Caso Battisti

STF não irá dizer se decisão italiana foi injusta

Autor

  • Walter Ceneviva

    é advogado e ex-professor de direito civil da PUC-SP. É autor entre muitas outras obras do livro "Direito Constitucional Brasileiro". Mantém há quase 30 anos a coluna Letras Jurídicas na Folha de S. Paulo.

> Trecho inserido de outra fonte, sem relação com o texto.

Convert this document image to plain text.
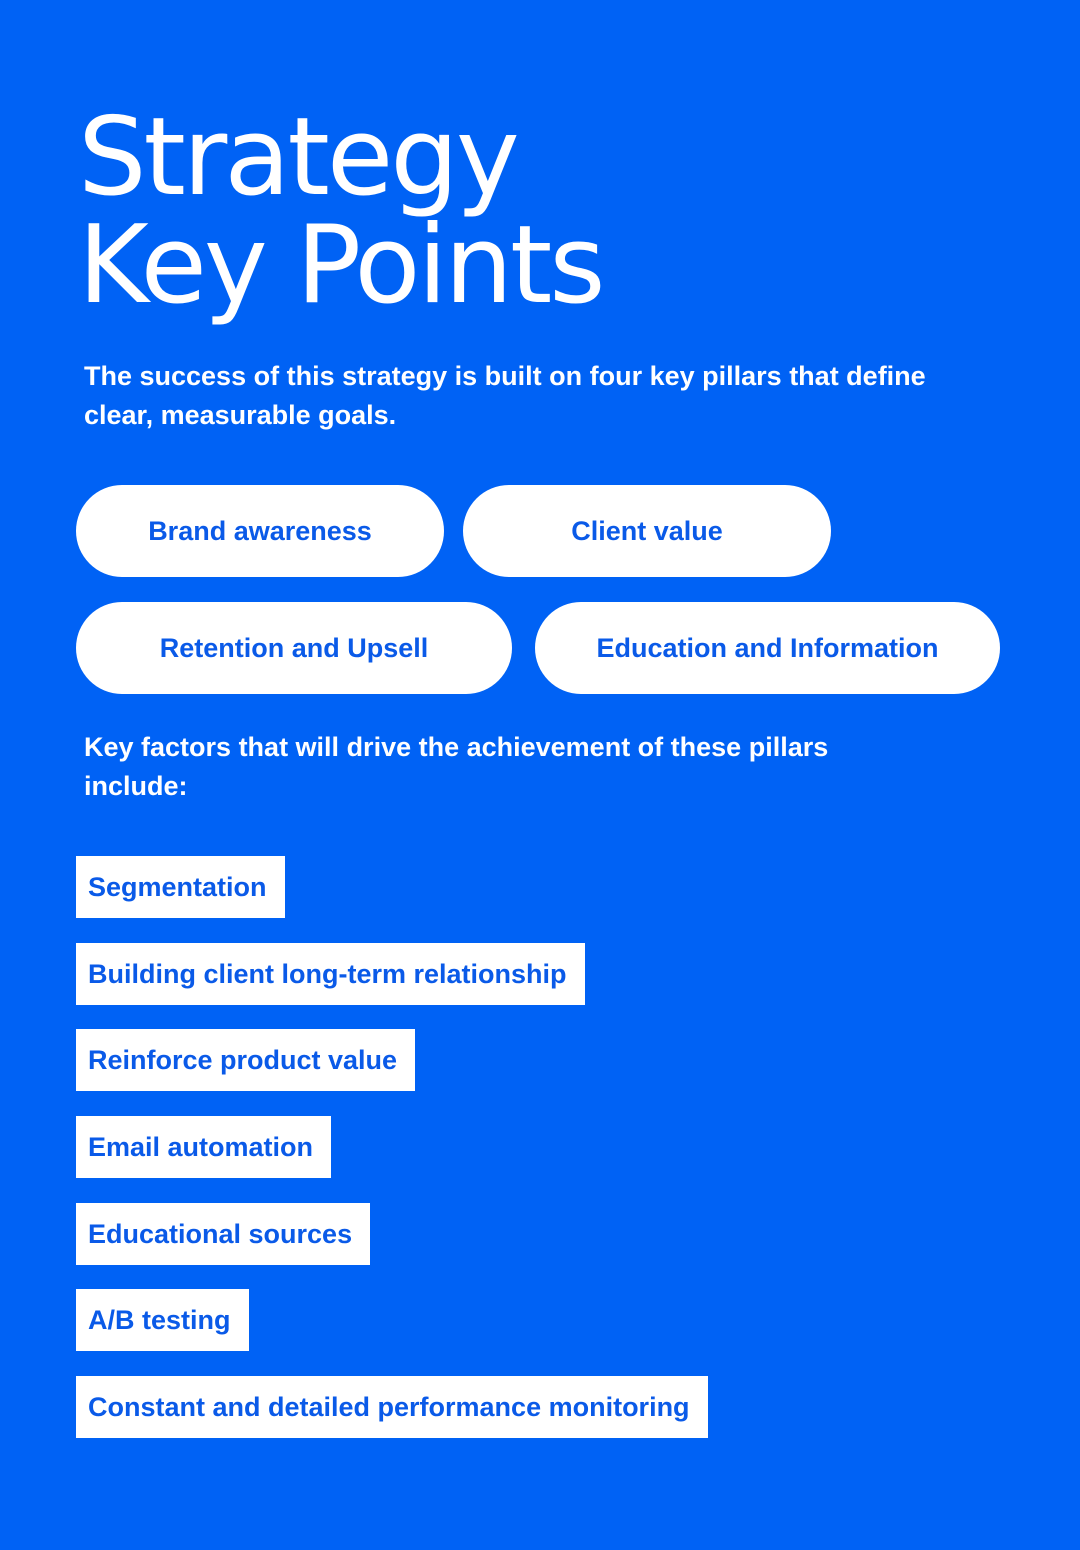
Strategy
Key Points

The success of this strategy is built on four key pillars that define clear, measurable goals.

Brand awareness	Client value
Retention and Upsell	Education and Information

Key factors that will drive the achievement of these pillars include:

Segmentation
Building client long-term relationship
Reinforce product value
Email automation
Educational sources
A/B testing
Constant and detailed performance monitoring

14 de fevereiro de 2009, 11h22

Não é surpresa a variedade de opiniões dos juristas sobre a situação do italiano Cesare Battisti, beneficiado por asilo político pelo ministro da Justiça. A palavra final será do Supremo Tribunal Federal, tendo o ministro Cezar Peluso denegado pedido liminar da Itália pela extradição, em correta decisão individual.
 
No mérito, porém, o conjunto dos ministros poderá conceder ou negar a extradição — ou nem uma coisa nem outra. Sim, o STF pode até resolver que o asilo é da exclusiva responsabilidade do Executivo.
 
No Brasil, a função precípua de guarda da Constituição é do STF. Está no artigo 102, mas há outros a serem lidos: artigos 1º (a soberania é fundamento da República Federativa do Brasil); 4º (afirma a independência nacional e a autoridade para concessão de asilo político, nos incisos I e X). Refiro, ainda, o artigo 5º, inciso LII (proíbe a extradição de estrangeiro por crime político ou de opinião). No artigo 102, já mencionado (inciso I, letra "g"), o STF tem competência originária para decidir extradição solicitada por Estado estrangeiro, mas não o asilo.
 
Encontrar o fio da meada, no meio da cansativa mistura de disposições constitucionais, não é fácil, até porque também há leis ordinárias sobre o assunto. Deixo-as de lado. Não cabem no meu número de toques de computador e não tem tanto relevo para a visão constitucional.
 
Vamos, pois, ao que interessa: discutir o que pode acontecer com Battisti. Muito possivelmente a primeira parte da discussão, no STF, desagrade quem não for do ramo: os ministros debaterão se é caso de debater o caso.
 
O paradoxo é só aparente, pois é princípio nacional (mais amplo que a própria lei) dar asilo ao refugiado político, concedido pelo Executivo. Se a discussão terminar com a negativa de competência do Supremo, a votação acabará na preliminar. Se for ao mérito, fará a difícil distinção entre ato político (Battisti fica no Brasil) e ato de terrorismo (Battisti vai para a Itália).
 
Qualquer que seja o rumo da maioria, o STF será inspirado pelo princípio da soberania, cujo característico é o de julgar segundo a lei brasileira, por seus componentes, as questões a serem resolvidas no Brasil. Quando a Itália foi à nossa Suprema Corte, condicionou-se a aceitar o que ficar decidido. Mostrou que a terra de onde se espalhou pelo mundo o direito romano compreende a essência da discussão. De seu lado, o ministro Berlusconi sabe que amigos são amigos, mesmo que não tenha ouvido falar dos pugilistas cubanos devolvidos a seu país, muito discretamente, muito rapidamente, muito informalmente, o que explicaria o asilo atual.
 
Os fatos imputados a Battisti, na Itália, ocorreram há mais de 30 anos, circunstância que, no Brasil, resulta na extinção da pena. Lá ele foi condenado, em 1988, excluindo a prescrição em concreto. Se a maioria do STF avaliar o mérito da concessão pelo Executivo brasileiro, o debate será mais interessante.
 
Lembro ao leitor: o Supremo não apreciará se sentença dos tribunais italianos foi justa ou injusta. Considerará, porém, que Battisti foi condenado a prisão perpétua e exigirá que a Itália se comprometa a mantê-lo preso pelo período máximo admitido pela legislação brasileira. Exigência soberana.
 
Artigo originalmente publicado no jornal Folha de S.Paulo deste sábado (14/2)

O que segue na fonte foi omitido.